"Memang di PTKI ini, pada Fakultas Kedokteran dan Kesehatan ada mata kuliah terkait kajian Al-Qur'an, Hadis, ada pula Thibbun Nabawi, tetapi bagaimana relevansinya dengan perkembangan tren kedokteran dan Kesehatan saat ini? Terutama untuk menjawab pertanyaan mendasar, apa perbedaannya di PTKI dengan PTU? Ini pertanyaan mendasar yang harus dijawab dan dicarikan solusi," ujar Sahiron, Jumat, 28 Maret 2025.
Guru Besar UIN Sunan Kalijaga Yogyakarta ini menegaskan pentingnya tetap menjaga dan memperkuat materi keislaman pada Fakultas Kedokteran dan Kesehatan. Tetapi, di sisi lain tidak menambah beban mata kuliah bagi mahasiswa.
Pihaknya mendorong pentingnya untuk terus mengkaji model integrasi Islam dan sains pada konteks ini, baik dari sisi kebijakan maupun dari sisis epistimologi. Dia menuturkan satu sisi, ada tradisi kedokteran modern, tetapi di sisi lain ada tradisi kedokteran dalam tradisi keilmuan klasik.
Misalnya, ada beberapa tokoh dan ahli kedokteran muslim.

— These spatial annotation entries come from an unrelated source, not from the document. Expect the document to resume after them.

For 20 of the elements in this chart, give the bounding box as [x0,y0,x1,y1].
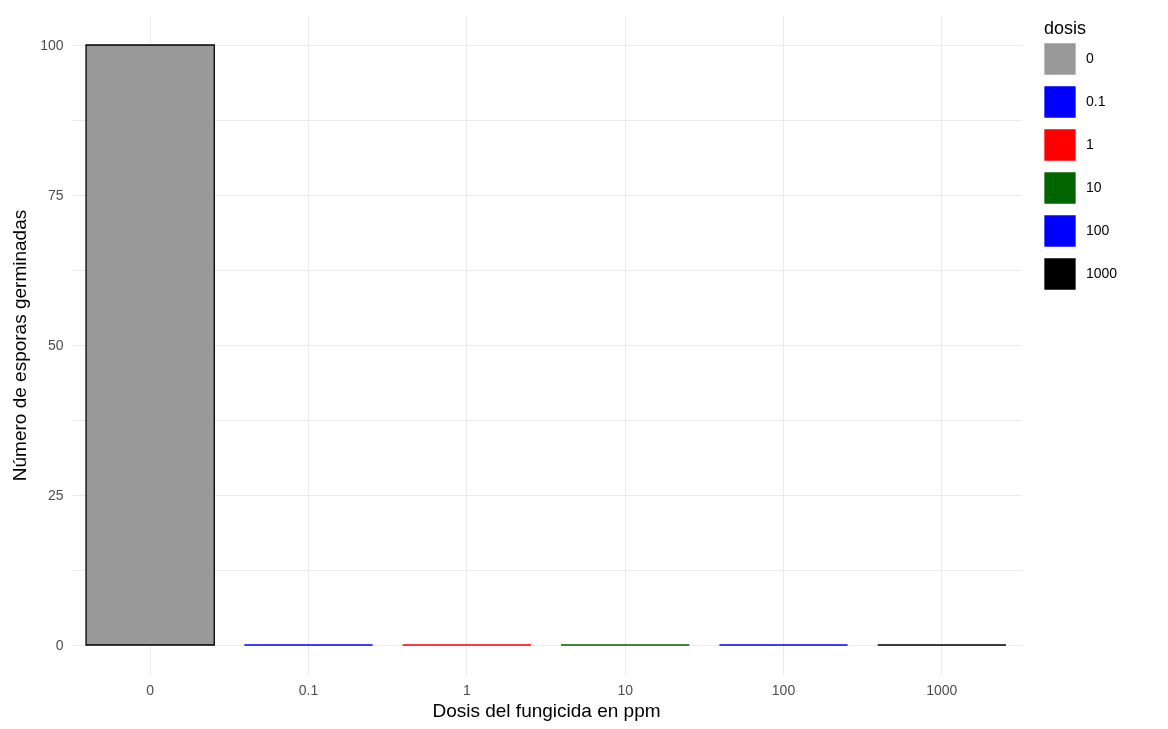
y-tick-label: 0 [55,636,64,653]
y-tick-label: 25 [47,486,64,503]
x-tick-label: 0 [146,681,155,698]
legend-label: 10 [1086,179,1102,195]
x-tick-label: 10 [617,681,634,698]
legend-label: 1000 [1086,265,1118,281]
y-tick-label: 75 [47,186,64,203]
x-tick-label: 0.1 [298,681,319,698]
y-tick-label: 50 [47,336,64,353]
y-tick-label: 100 [40,36,64,53]
x-tick-label: 1000 [926,681,958,698]
legend-label: 100 [1086,222,1110,238]
legend-title: dosis [1044,18,1087,38]
legend-label: 0 [1086,50,1094,66]
y-axis-title: Número de esporas germinadas [9,209,31,482]
x-tick-label: 100 [771,681,796,698]
legend-label: 0.1 [1086,93,1106,109]
legend-label: 1 [1086,136,1094,152]
x-tick-label: 1 [462,681,471,698]
x-axis-title: Dosis del fungicida en ppm [432,699,661,721]
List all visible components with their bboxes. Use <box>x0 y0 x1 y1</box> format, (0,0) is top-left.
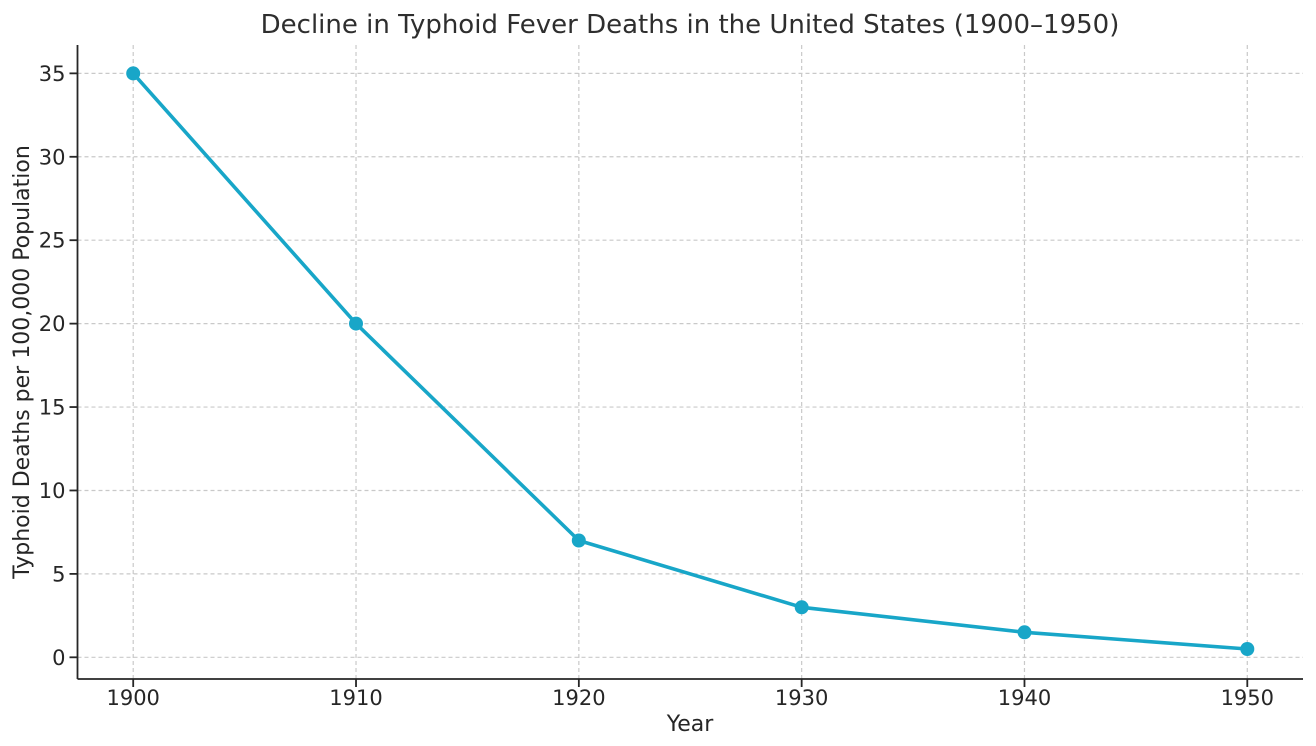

Beberapa di atantara karya dalam bidang kedokteran seperti Al-Qonun Fi Al-Thibb karya Ibnu Sina, kemudian Arrohmah fi Thibb wa Al-Hikmah karya Jalaluddin Assyuyuthi.
Baca juga: Dokter Mesti Bisa Bersinergi dengan AI |
"Nah, ini yang harus terus dikaji untuk menemukan cara integrasinya," ujar Sahiron.
Pelopor Integrasi Heremeneutika dan Al-Qur'an ini menjelaskan di antara tantantangan yang harus dijawab yakni bagaimana mengintegrasikan tradisi kedokteran modern dengan sisi spiritualitas keagamaan. Hal ini lantaran masih minimnya tenaga pengajar maupun dokter berlatar belakang memiliki pengetahuan pesantren dengan kitab kuningnya.
Dia menyebut yang dibutuhkan ke depan, bukan sekadar mencetak dokter kontemporer. Tetapi juga dokter yang mampu menguasai ilmu kedokteran keislaman melalui karya-karya ulama klasik.
"Misalnya, dalam kitab Al-Suyuthi, ada teknik pengobatan secara medis kontemporer, tetapi dikombinasikan dengan sisi spiritualitas, ini kan menarik," papar dia.